A 2018 report published by the US National Aeronautics and Space Administration (NASA) shows the lengths America's premier space agency is willing to consider when proving the existence of intelligent alien life.
Entitled
NASA and The Search For Technosignatures, the 70-page document details all of the various ways space scientists considered intelligent extraterrestrial life might be located during
NASA's Technosignatures Workshop, hosted in Houston, Texas, September 26-28, 2018.
Numerous novel methods for detecting traces of advanced alien technology are discussed in the report. Yet one section is particularly intriguing.
Described as "interlopers," NASA scientists discussed the potential for extraterrestrial probes to not only travel through our planetary neighborhood but also to have accidentally or intentionally landed on one or more planets or numerous natural satellites in our solar system. Even more striking, NASA says explicitly, "it is even possible that the Earth itself hosts such artifacts."
While the topic of crashed alien technology is marred by unscientific lore, a growing number of scientists are saying the proof of alien life could be closer to home than we realize.
"Yes, I think the idea of searching our solar neighborhood for evidence of extraterrestrial technology is worth doing," astrobiologist and research scientist at Blue Marble Space Institute of Science, Dr. Jacob Haqq-Misra, told
The Debrief. "We do not know how prevalent life or technology is in our galaxy, and so we cannot easily assign any probabilities to say that technology is more or less likely on an exoplanet versus in our solar system."
THE HUNT FOR LOST ALIEN ARTIFACTS
For over five decades, the search for extraterrestrial intelligence has almost exclusively focused on monitoring the sky for signals that could represent a distant advanced alien civilization. However, for as many years, scientists have quietly discussed the possibility that evidence for advanced alien life could be closer than we realize in the form of relics or artifacts.

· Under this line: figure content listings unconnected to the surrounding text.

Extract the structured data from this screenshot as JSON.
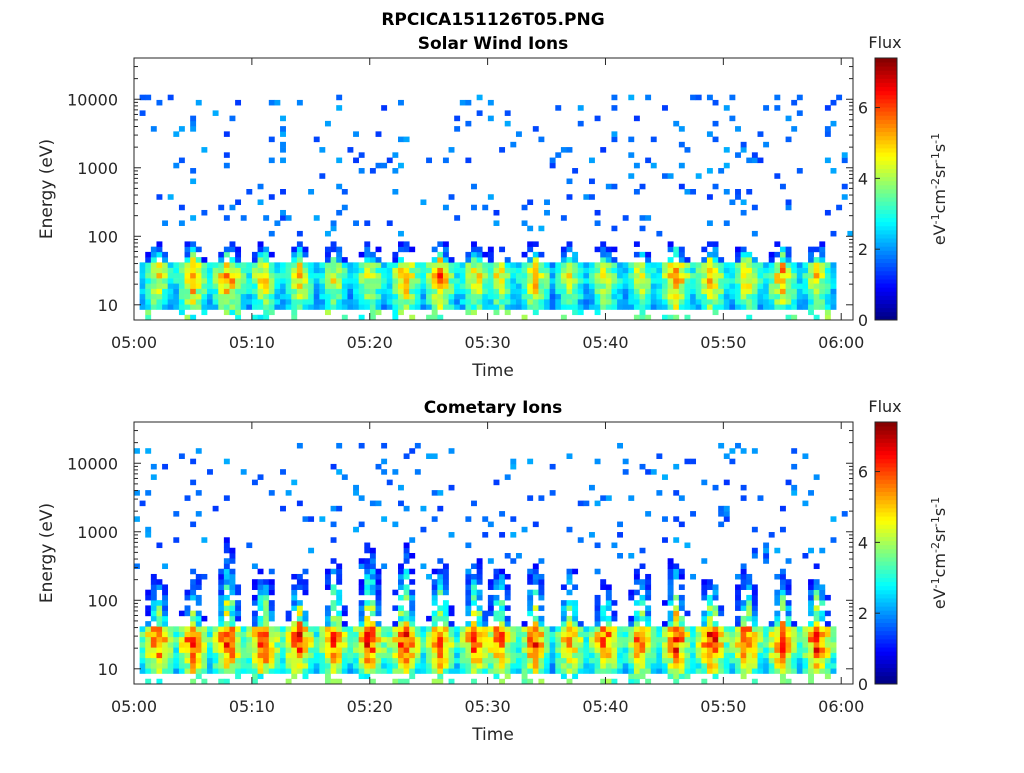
{
  "figure": {
    "title": "RPCICA151126T05.PNG"
  },
  "colors": {
    "axis": "#262626",
    "background": "#ffffff",
    "colormap": "jet"
  },
  "chart_data": [
    {
      "type": "heatmap",
      "title": "Solar Wind Ions",
      "xlabel": "Time",
      "ylabel": "Energy (eV)",
      "yscale": "log",
      "ylim": [
        6,
        40000
      ],
      "xlim": [
        "05:00",
        "06:01"
      ],
      "xticks": [
        "05:00",
        "05:10",
        "05:20",
        "05:30",
        "05:40",
        "05:50",
        "06:00"
      ],
      "yticks": [
        "10",
        "100",
        "1000",
        "10000"
      ],
      "colorbar": {
        "label": "Flux",
        "unit": "eV-1cm-2sr-1s-1",
        "ticks": [
          "0",
          "2",
          "4",
          "6"
        ],
        "range": [
          0,
          7.4
        ]
      },
      "pattern": {
        "scan_minutes": [
          2,
          5,
          8,
          11,
          14,
          17,
          20,
          23,
          26,
          29,
          31,
          34,
          37,
          40,
          43,
          46,
          49,
          52,
          55,
          58
        ],
        "peak_flux": [
          5.0,
          5.8,
          6.0,
          5.2,
          5.4,
          4.8,
          5.0,
          5.6,
          5.8,
          5.2,
          5.0,
          5.4,
          4.8,
          5.0,
          4.8,
          6.0,
          5.6,
          5.2,
          5.6,
          5.0
        ],
        "core_energy_eV": [
          15,
          45
        ],
        "sparse_energy_eV": [
          100,
          12000
        ],
        "sparse_flux": 1.3
      }
    },
    {
      "type": "heatmap",
      "title": "Cometary Ions",
      "xlabel": "Time",
      "ylabel": "Energy (eV)",
      "yscale": "log",
      "ylim": [
        6,
        40000
      ],
      "xlim": [
        "05:00",
        "06:01"
      ],
      "xticks": [
        "05:00",
        "05:10",
        "05:20",
        "05:30",
        "05:40",
        "05:50",
        "06:00"
      ],
      "yticks": [
        "10",
        "100",
        "1000",
        "10000"
      ],
      "colorbar": {
        "label": "Flux",
        "unit": "eV-1cm-2sr-1s-1",
        "ticks": [
          "0",
          "2",
          "4",
          "6"
        ],
        "range": [
          0,
          7.4
        ]
      },
      "pattern": {
        "scan_minutes": [
          2,
          5,
          8,
          11,
          14,
          17,
          20,
          23,
          26,
          29,
          31,
          34,
          37,
          40,
          43,
          46,
          49,
          52,
          55,
          58
        ],
        "peak_flux": [
          6.4,
          6.6,
          6.8,
          6.8,
          6.6,
          6.4,
          6.8,
          6.8,
          6.4,
          6.6,
          6.4,
          6.4,
          6.0,
          6.4,
          6.2,
          6.6,
          6.8,
          6.6,
          6.6,
          6.8
        ],
        "core_energy_eV": [
          15,
          45
        ],
        "plume_top_eV": [
          400,
          350,
          1500,
          500,
          400,
          700,
          1500,
          1200,
          800,
          900,
          600,
          500,
          600,
          300,
          600,
          800,
          400,
          500,
          400,
          600
        ],
        "sparse_energy_eV": [
          200,
          20000
        ],
        "sparse_flux": 1.3
      }
    }
  ]
}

Largely thanks to technological advances, in recent years, a handful of scientists have slowly started coming forward and saying that the hunt for nearby alien relics is something that merits serious consideration.
In 2011, physicist Dr. Paul Davies and researcher Robert Wagner of Arizona State University
authored a paper proposing that photographic mapping captured by the Lunar Reconnaissance Orbiter could be used to search for possible alien artifacts on the surface of the Moon.
Speaking with
The Debrief, Dr. Davies explained the conditions on the Moon are ideal for preserving trace evidence of artificial influence or alien artifacts.
"The Moon is almost inert, and so objects and features on the surface are preserved for an immense duration. Eventually, the material thrown up by meteor impacts erases records, but a large object on the Moon might remain detectable for tens of millions of years," said Dr. Davies, who also authored the book:
The Eerie Silence: Are We Alone in the Universe?
Dr. Haqq-Misra also points out that NASA's Mars Reconnaissance Orbiter has captured equally voluminous numbers of high-resolution images of Mars. "There are thousands of such images, and so it is possible that an anomalous artifact could be captured in such images without anybody noticing yet," explained Dr. Haqq-Misra.
Outside of the Moon and Mars, scientists know even less about the surfaces of other bodies in our solar system.
In a 2012 paper entitled:
On the Likelihood of Non-Terrestrial Artifacts in the Solar System, Dr. Haqq-Misra and NASA physicist Dr. Ravi Kumar Kopparapu said the lack of complete analysis ultimately makes it impossible to say just how likely it is or isn't that alien technology could be lying about in our celestial neighborhood. "We cannot place very strong limits on the absence of extraterrestrial technology in the solar system until we perform more complete analyses to rule out such possibilities," said Dr. Haqq-Misra.
Dr. Haqq-Misra points to advances in artificial intelligence and machine learning as ways that might help the search for anomalies in existing surface imagery.
One such technique, discussed in a
paper published in early 2020, showed that researchers could successfully apply unsupervised distributed machine learning to detect surface anomalies in remote sensing and space science. "This approach could conceivably detect artifacts on the surface of the Moon that would not have been easily noticed by naked eye analysis," explains Dr. Haqq-Misra.
"One way to check such algorithms is to ensure that they can find the original Apollo landing site, which I believe this algorithm succeeds at. However, any artifacts that are camouflaged or covered in dust would not be possible to detect through such machine learning analysis," Dr. Haqq-Misra cautions.